Abstract: Initial-value ordinary differential equation solution via variable order Adams method (SIVA/DIVA) package is collection of subroutines for solution of nonstiff ordinary differential equations. There are versions for single-precision and double-precision arithmetic. Requires fewer evaluations of derivatives than other variable-order Adams predictor/ corrector methods. Option for direct integration of second-order equations makes integration of trajectory problems significantly more efficient. Written in FORTRAN 77.

1,955 citations

01 Jan 2016
TL;DR: The regularization of inverse problems is universally compatible with any devices to read and is available in the book collection an online access to it is set as public so you can download it instantly.

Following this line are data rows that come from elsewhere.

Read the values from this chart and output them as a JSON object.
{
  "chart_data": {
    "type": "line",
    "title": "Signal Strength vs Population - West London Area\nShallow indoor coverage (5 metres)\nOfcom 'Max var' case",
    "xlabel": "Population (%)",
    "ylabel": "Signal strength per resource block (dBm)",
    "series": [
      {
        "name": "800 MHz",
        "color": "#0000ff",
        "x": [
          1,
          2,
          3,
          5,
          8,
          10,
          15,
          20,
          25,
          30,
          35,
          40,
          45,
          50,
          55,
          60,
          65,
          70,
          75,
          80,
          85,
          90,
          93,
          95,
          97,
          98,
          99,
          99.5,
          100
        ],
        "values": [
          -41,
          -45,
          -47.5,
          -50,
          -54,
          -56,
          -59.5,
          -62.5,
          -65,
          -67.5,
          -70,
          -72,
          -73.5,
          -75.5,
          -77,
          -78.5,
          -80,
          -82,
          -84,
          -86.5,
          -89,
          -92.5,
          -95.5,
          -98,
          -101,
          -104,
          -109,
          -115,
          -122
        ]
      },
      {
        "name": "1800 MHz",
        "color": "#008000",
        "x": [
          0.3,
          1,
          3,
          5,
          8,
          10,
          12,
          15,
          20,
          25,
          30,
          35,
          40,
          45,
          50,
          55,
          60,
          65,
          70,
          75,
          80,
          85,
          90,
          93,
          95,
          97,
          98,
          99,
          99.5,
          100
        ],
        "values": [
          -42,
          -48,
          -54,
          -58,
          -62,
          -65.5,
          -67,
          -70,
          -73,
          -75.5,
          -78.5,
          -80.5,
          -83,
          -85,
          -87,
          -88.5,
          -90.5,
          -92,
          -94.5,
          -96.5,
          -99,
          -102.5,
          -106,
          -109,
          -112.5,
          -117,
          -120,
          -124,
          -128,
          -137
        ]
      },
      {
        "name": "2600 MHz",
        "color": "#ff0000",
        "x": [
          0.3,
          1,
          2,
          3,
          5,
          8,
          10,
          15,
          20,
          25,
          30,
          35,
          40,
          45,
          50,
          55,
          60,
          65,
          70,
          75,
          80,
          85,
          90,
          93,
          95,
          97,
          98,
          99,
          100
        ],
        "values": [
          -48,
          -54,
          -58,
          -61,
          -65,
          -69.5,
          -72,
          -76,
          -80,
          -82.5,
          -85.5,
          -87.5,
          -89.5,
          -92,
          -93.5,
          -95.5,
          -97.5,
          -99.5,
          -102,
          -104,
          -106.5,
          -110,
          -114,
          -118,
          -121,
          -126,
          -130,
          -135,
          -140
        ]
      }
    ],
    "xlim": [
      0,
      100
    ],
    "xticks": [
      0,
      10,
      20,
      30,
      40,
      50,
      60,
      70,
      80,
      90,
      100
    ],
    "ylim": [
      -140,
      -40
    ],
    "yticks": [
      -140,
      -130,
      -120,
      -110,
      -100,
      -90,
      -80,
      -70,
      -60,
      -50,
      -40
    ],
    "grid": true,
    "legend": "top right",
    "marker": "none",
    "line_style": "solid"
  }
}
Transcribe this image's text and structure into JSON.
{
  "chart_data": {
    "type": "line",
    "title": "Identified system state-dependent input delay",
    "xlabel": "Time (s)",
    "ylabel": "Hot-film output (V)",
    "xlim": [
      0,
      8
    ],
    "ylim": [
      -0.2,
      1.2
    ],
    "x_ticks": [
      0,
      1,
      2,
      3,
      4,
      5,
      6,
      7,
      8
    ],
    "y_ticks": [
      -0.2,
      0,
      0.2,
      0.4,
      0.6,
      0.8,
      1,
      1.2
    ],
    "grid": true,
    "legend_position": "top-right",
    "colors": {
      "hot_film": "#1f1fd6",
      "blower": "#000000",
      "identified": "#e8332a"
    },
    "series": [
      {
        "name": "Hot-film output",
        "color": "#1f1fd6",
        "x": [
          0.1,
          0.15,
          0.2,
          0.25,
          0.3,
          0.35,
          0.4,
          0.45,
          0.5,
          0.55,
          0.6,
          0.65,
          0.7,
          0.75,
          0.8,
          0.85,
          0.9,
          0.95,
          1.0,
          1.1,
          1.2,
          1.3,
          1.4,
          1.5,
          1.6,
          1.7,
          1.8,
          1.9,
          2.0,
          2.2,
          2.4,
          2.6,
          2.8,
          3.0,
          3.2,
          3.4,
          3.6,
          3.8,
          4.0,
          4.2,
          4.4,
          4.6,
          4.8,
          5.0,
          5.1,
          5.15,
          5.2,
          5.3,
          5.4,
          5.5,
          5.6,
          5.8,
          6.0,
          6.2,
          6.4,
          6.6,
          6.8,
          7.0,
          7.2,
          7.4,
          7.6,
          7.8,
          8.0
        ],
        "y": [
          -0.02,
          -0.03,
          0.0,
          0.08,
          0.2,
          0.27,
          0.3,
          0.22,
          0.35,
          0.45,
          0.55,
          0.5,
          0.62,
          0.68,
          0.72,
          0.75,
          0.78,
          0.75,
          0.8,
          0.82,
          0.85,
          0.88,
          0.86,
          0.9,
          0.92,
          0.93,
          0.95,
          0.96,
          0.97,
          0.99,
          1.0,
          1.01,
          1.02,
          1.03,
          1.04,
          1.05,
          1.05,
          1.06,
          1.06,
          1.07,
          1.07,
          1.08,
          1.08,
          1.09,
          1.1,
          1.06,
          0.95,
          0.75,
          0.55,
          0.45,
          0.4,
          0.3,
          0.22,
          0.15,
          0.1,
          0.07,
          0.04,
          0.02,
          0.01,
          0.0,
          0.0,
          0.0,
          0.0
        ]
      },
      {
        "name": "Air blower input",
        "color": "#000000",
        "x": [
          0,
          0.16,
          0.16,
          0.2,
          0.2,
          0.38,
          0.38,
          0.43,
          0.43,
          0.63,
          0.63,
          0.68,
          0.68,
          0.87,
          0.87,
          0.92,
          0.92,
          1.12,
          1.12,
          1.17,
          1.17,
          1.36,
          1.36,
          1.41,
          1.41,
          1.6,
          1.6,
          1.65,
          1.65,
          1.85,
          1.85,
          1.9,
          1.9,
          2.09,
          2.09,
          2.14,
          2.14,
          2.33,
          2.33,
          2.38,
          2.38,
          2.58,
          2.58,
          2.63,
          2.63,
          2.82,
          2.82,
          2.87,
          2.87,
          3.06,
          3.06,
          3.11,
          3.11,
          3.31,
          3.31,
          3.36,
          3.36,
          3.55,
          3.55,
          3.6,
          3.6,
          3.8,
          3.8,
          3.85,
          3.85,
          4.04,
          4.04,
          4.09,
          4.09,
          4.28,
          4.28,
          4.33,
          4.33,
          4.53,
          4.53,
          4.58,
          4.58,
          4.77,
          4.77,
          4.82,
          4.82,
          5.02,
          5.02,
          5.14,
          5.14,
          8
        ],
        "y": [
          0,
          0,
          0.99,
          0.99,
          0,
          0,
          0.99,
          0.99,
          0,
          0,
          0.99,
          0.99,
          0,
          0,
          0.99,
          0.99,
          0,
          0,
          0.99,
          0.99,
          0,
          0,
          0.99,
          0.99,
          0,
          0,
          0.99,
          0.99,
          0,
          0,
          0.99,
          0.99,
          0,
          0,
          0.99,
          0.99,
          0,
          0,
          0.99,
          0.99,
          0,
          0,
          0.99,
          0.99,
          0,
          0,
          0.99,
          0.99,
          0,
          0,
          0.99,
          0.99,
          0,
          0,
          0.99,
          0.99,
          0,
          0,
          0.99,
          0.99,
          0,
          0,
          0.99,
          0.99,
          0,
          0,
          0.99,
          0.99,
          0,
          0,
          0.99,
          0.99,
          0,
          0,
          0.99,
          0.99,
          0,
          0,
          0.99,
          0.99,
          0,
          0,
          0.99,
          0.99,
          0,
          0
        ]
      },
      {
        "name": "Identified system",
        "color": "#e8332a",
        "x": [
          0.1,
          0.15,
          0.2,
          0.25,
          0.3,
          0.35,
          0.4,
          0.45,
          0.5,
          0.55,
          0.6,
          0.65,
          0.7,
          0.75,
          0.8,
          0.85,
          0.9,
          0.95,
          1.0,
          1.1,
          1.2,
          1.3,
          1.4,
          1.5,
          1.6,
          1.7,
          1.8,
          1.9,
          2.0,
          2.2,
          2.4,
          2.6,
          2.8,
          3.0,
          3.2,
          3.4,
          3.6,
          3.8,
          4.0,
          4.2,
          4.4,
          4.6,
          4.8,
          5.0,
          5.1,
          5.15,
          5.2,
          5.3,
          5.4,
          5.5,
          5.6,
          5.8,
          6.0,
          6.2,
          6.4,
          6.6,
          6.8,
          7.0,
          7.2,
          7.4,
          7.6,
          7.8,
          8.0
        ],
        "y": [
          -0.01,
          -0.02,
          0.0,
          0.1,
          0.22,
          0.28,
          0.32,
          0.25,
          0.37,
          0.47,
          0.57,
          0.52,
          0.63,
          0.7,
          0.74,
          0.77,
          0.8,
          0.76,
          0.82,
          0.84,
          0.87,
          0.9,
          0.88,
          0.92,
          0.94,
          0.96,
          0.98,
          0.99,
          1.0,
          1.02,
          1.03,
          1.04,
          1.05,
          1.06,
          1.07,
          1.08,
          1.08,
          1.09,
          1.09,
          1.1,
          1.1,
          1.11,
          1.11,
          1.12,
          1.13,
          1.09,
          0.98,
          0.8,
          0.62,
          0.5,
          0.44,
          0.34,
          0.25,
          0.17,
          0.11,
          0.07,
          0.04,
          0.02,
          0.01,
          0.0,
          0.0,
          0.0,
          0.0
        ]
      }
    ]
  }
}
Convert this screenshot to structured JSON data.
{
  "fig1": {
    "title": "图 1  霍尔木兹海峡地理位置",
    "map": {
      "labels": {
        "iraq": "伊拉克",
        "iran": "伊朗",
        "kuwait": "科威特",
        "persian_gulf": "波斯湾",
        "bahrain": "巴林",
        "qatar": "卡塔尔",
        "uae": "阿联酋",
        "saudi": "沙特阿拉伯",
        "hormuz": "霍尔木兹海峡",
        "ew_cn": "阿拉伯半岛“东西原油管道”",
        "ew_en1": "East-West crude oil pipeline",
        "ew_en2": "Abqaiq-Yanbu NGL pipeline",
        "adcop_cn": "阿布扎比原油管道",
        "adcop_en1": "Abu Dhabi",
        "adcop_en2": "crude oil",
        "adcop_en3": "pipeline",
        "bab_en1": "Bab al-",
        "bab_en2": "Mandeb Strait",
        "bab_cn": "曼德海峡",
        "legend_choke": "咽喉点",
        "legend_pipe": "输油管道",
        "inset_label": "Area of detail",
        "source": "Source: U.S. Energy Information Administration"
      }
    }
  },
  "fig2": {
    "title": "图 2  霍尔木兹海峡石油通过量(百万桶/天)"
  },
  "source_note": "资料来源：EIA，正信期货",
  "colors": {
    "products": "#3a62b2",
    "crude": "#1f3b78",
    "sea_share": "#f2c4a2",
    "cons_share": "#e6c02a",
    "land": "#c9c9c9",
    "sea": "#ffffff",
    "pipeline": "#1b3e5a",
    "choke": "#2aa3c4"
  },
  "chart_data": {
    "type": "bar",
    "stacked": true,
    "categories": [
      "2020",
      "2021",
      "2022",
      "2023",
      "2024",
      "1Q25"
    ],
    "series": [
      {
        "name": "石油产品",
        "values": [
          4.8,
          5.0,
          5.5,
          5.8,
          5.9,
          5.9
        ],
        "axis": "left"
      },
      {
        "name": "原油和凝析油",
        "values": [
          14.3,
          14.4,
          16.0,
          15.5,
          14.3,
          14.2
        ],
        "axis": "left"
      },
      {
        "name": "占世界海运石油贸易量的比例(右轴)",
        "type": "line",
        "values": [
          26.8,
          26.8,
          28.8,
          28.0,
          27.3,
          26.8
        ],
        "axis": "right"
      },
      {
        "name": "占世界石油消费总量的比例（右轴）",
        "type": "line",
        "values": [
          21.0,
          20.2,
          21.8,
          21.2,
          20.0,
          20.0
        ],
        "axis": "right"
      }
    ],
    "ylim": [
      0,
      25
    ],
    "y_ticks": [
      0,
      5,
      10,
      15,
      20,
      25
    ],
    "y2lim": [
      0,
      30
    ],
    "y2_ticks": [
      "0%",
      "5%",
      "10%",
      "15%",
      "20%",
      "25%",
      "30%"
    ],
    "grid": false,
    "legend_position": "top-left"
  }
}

Abstract: Thank you for downloading regularization of inverse problems. Maybe you have knowledge that, people have search hundreds times for their favorite novels like this regularization of inverse problems, but end up in malicious downloads. Rather than reading a good book with a cup of tea in the afternoon, instead they juggled with some infectious bugs inside their computer. regularization of inverse problems is available in our book collection an online access to it is set as public so you can download it instantly. Our book servers spans in multiple locations, allowing you to get the most less latency time to download any of our books like this one. Kindly say, the regularization of inverse problems is universally compatible with any devices to read.